There's are plenty of June gardening jobs to complete, so it's just as well the longest day of the year falls this month, giving us extra time to get everything done.
From pruning to taking cuttings, looking after the greenhouse to keeping pests at bay, there is lots going on in the monthly gardening calendar in June.
All these important tasks are as well as, not instead of, the routine maintenance – the weeding, feeding, pest control and watering – that we must try and keep on top of by doing a little bit every day.
Keep your garden tip-top with our June gardening jobs
The best thing about gardening in June is that the days are longer and the temperature – hopefully – warmer.

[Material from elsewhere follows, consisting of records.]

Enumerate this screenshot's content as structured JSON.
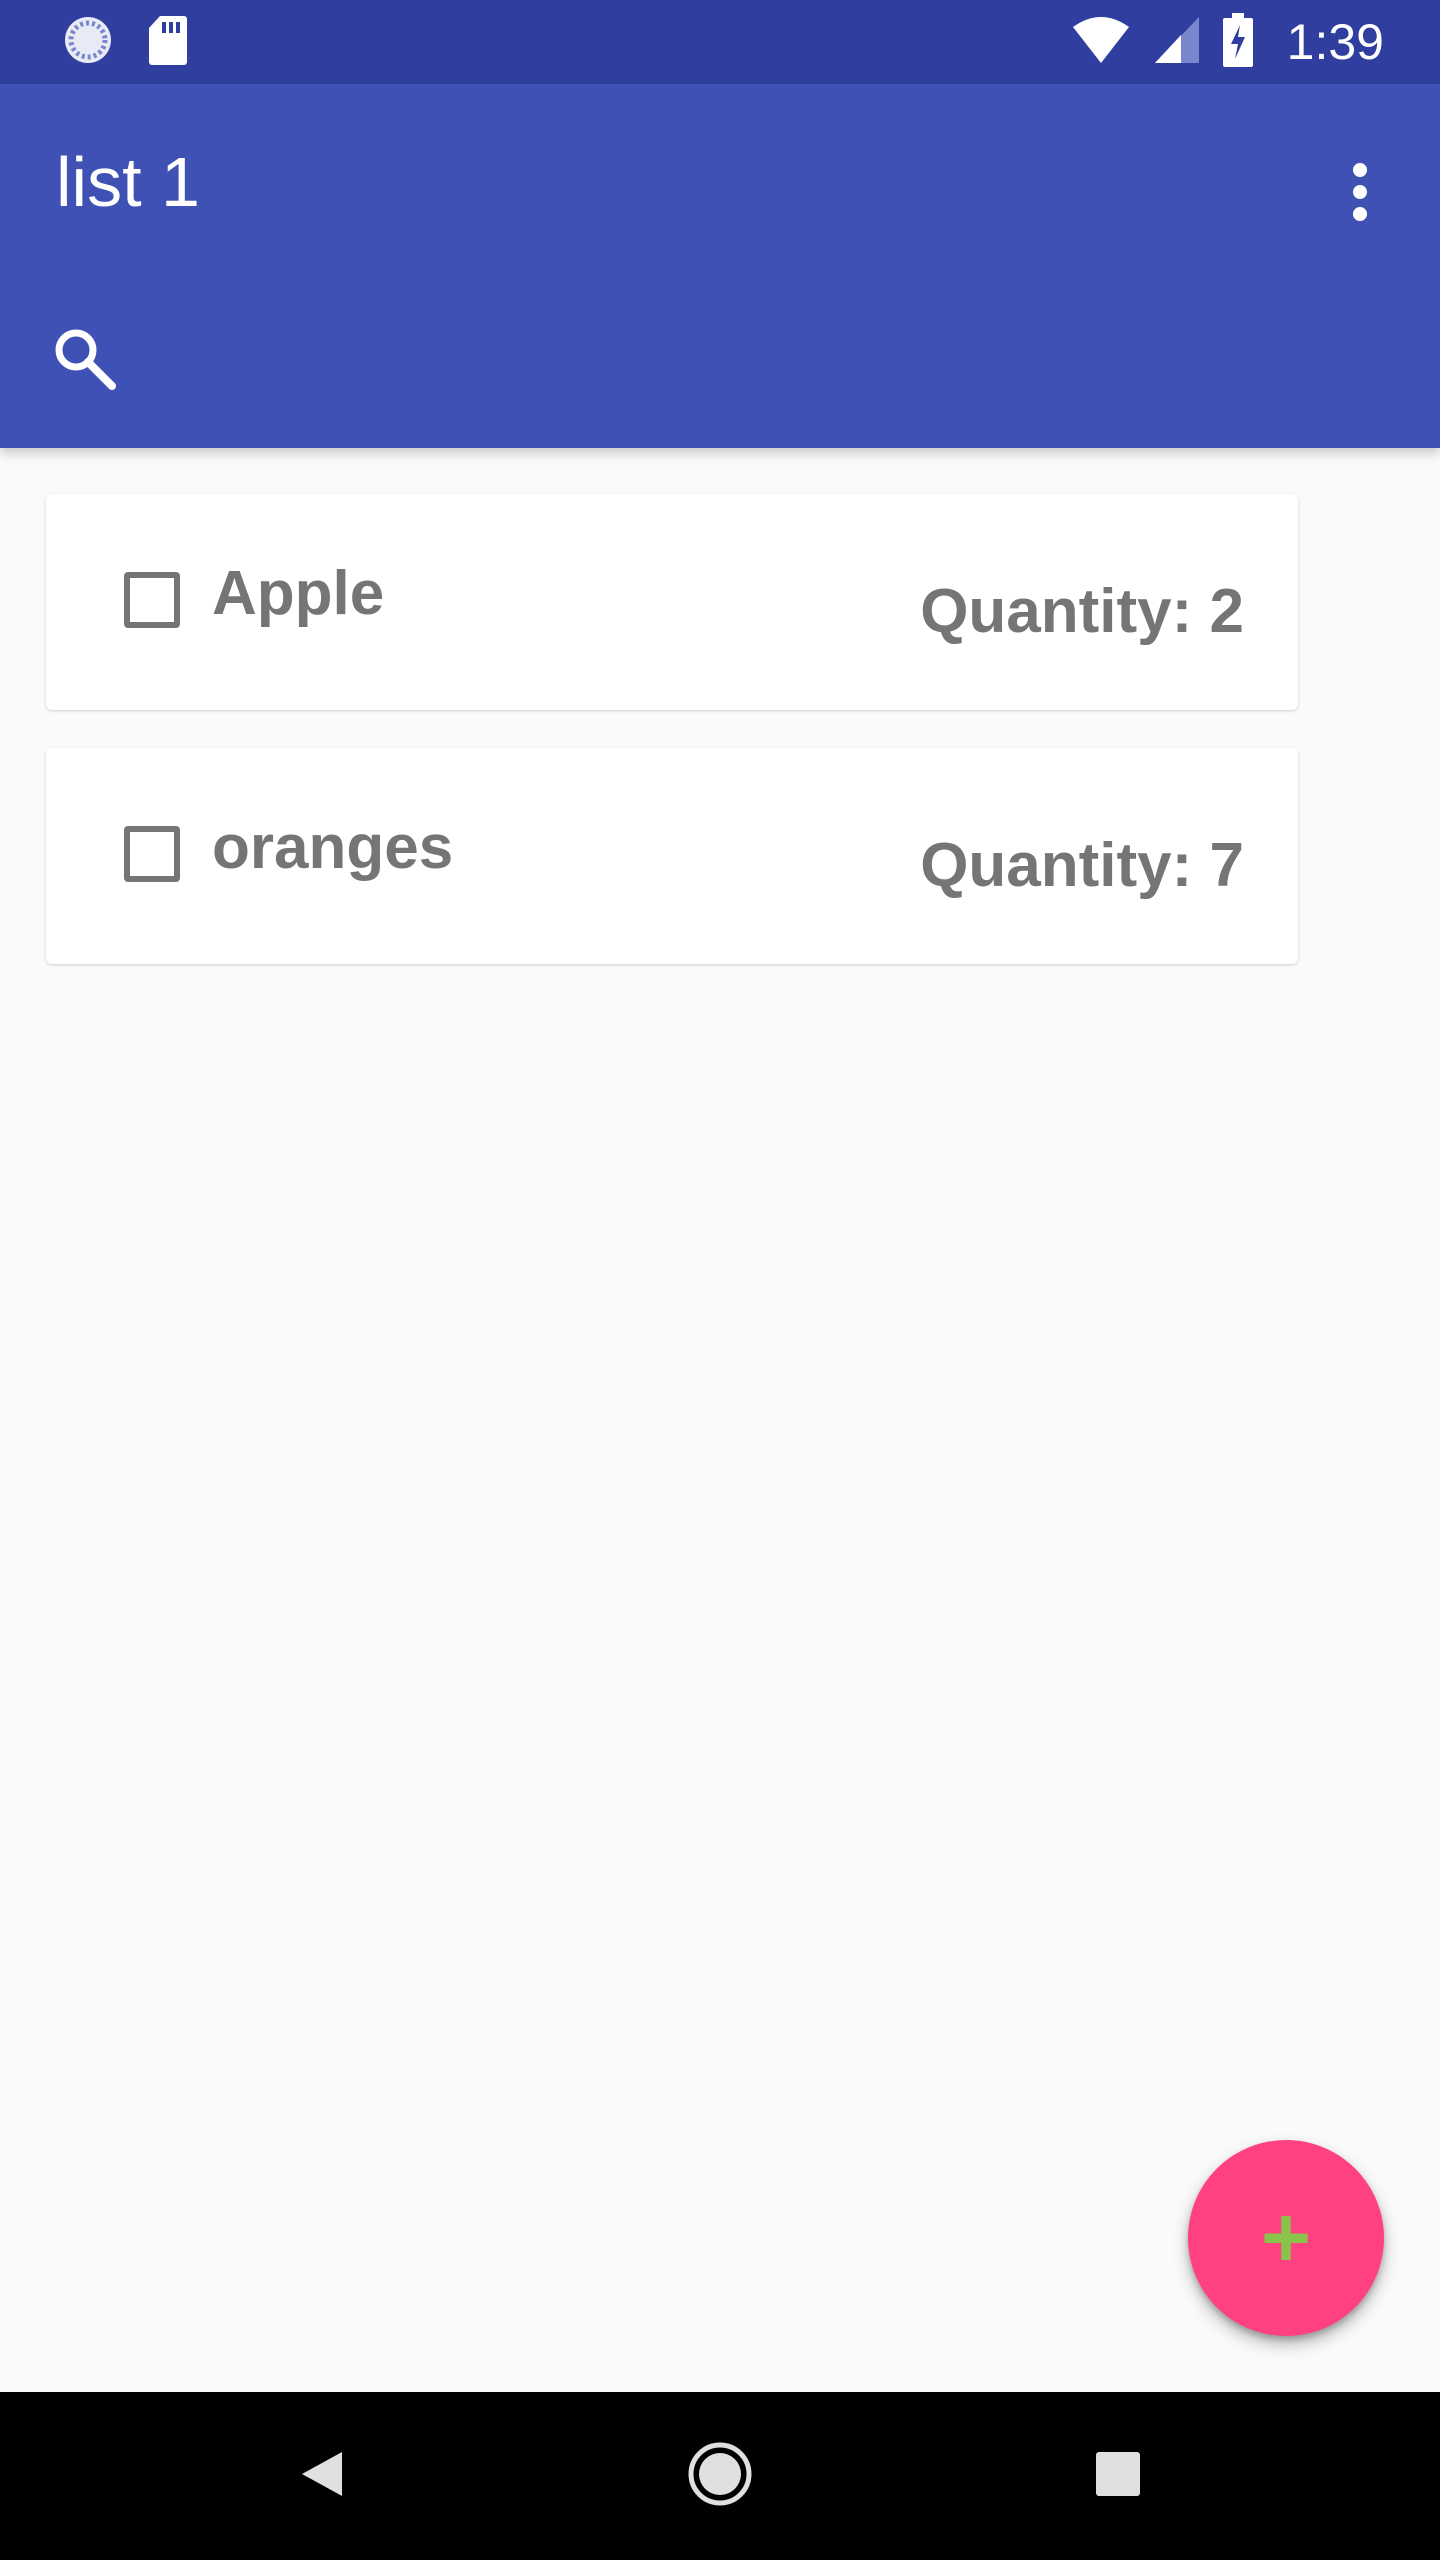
{
  "status_bar": {
    "time": "1:39",
    "icons": [
      "sync-icon",
      "sd-card-icon",
      "wifi-icon",
      "cell-signal-icon",
      "battery-charging-icon"
    ]
  },
  "app_bar": {
    "title": "list 1",
    "overflow_icon": "more-vert-icon",
    "search_icon": "search-icon"
  },
  "items": [
    {
      "name": "Apple",
      "quantity_label": "Quantity: 2",
      "checked": false
    },
    {
      "name": "oranges",
      "quantity_label": "Quantity: 7",
      "checked": false
    }
  ],
  "fab": {
    "label": "+",
    "icon": "add-icon"
  },
  "nav_bar": {
    "icons": [
      "back-icon",
      "home-icon",
      "recents-icon"
    ]
  },
  "colors": {
    "status_bar": "#303f9f",
    "app_bar": "#3f51b5",
    "background": "#fafafa",
    "card": "#ffffff",
    "item_text": "#757575",
    "fab": "#ff4081",
    "fab_plus": "#8bc34a",
    "nav_bar": "#000000"
  }
}
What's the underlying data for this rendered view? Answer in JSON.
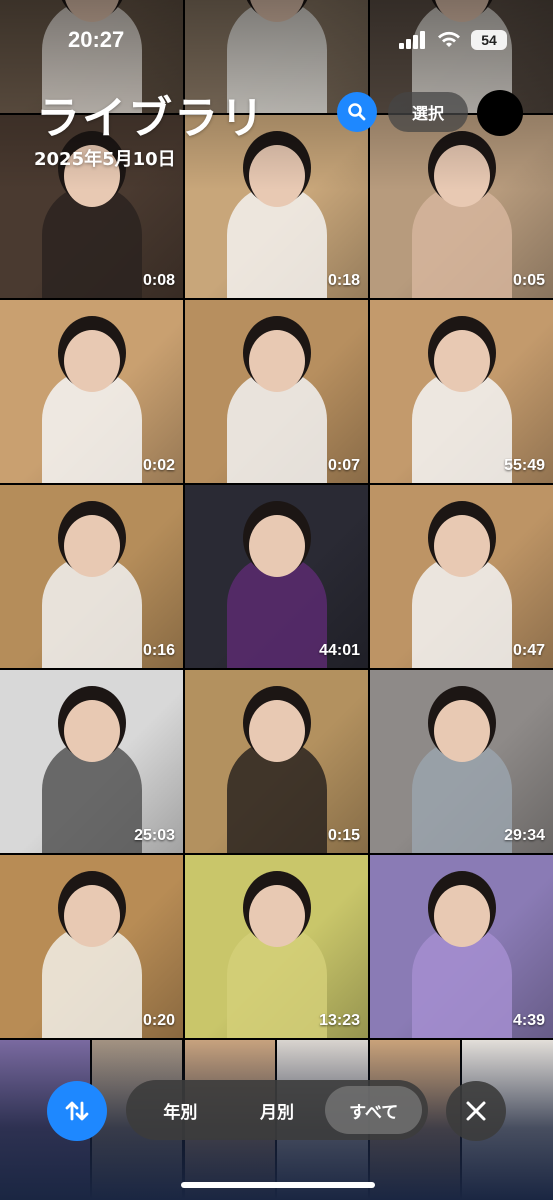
{
  "status": {
    "time": "20:27",
    "battery": "54"
  },
  "header": {
    "title": "ライブラリ",
    "date": "2025年5月10日",
    "select_label": "選択"
  },
  "grid": {
    "rows": [
      [
        {
          "duration": ""
        },
        {
          "duration": ""
        },
        {
          "duration": ""
        }
      ],
      [
        {
          "duration": "0:08"
        },
        {
          "duration": "0:18"
        },
        {
          "duration": "0:05"
        }
      ],
      [
        {
          "duration": "0:02"
        },
        {
          "duration": "0:07"
        },
        {
          "duration": "55:49"
        }
      ],
      [
        {
          "duration": "0:16"
        },
        {
          "duration": "44:01"
        },
        {
          "duration": "0:47"
        }
      ],
      [
        {
          "duration": "25:03"
        },
        {
          "duration": "0:15"
        },
        {
          "duration": "29:34"
        }
      ],
      [
        {
          "duration": "0:20"
        },
        {
          "duration": "13:23"
        },
        {
          "duration": "4:39"
        }
      ]
    ]
  },
  "bottom_bar": {
    "segments": [
      "年別",
      "月別",
      "すべて"
    ],
    "active_segment": "すべて"
  },
  "colors": {
    "accent": "#1e88ff"
  }
}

So there is no need to cram everything into a few rushed hours, but enough time to sit back afterwards in the warm evening air, maybe on the Solstice, and count your blessings while enjoying surveying the fruits of your labors.
1. Prune shrubs that flower in early summer
Among the key June gardening jobs should be pruning shrubs that flower, or finish flowering, early in the summer.
These include Coronilla, Weigela and Philadelphus, though you may need to leave the latter two until July if flowering is delayed by adverse weather.
If you stick to an annual pruning regime, the job will be fairly easy to do – and if you are unsure how to go about it, check out our comprehensive guide to pruning shrubs.
Once you have removed any stems that are dead, damaged or show signs of disease, reduce flowered stems back to a healthy, outward facing bud.
Plants that have been left for a few years will probably have grown unruly and out of shape and their flowering may have decreased over the seasons. Here you have two choices:
- Hard pruning, which will result in no blooms for a couple of years as the plant recovers.
- Gradual pruning over three years, taking a third each year and leaving the rest to continue growing. This allows you to shape the tree as you go and means you won’t be bereft of blossom.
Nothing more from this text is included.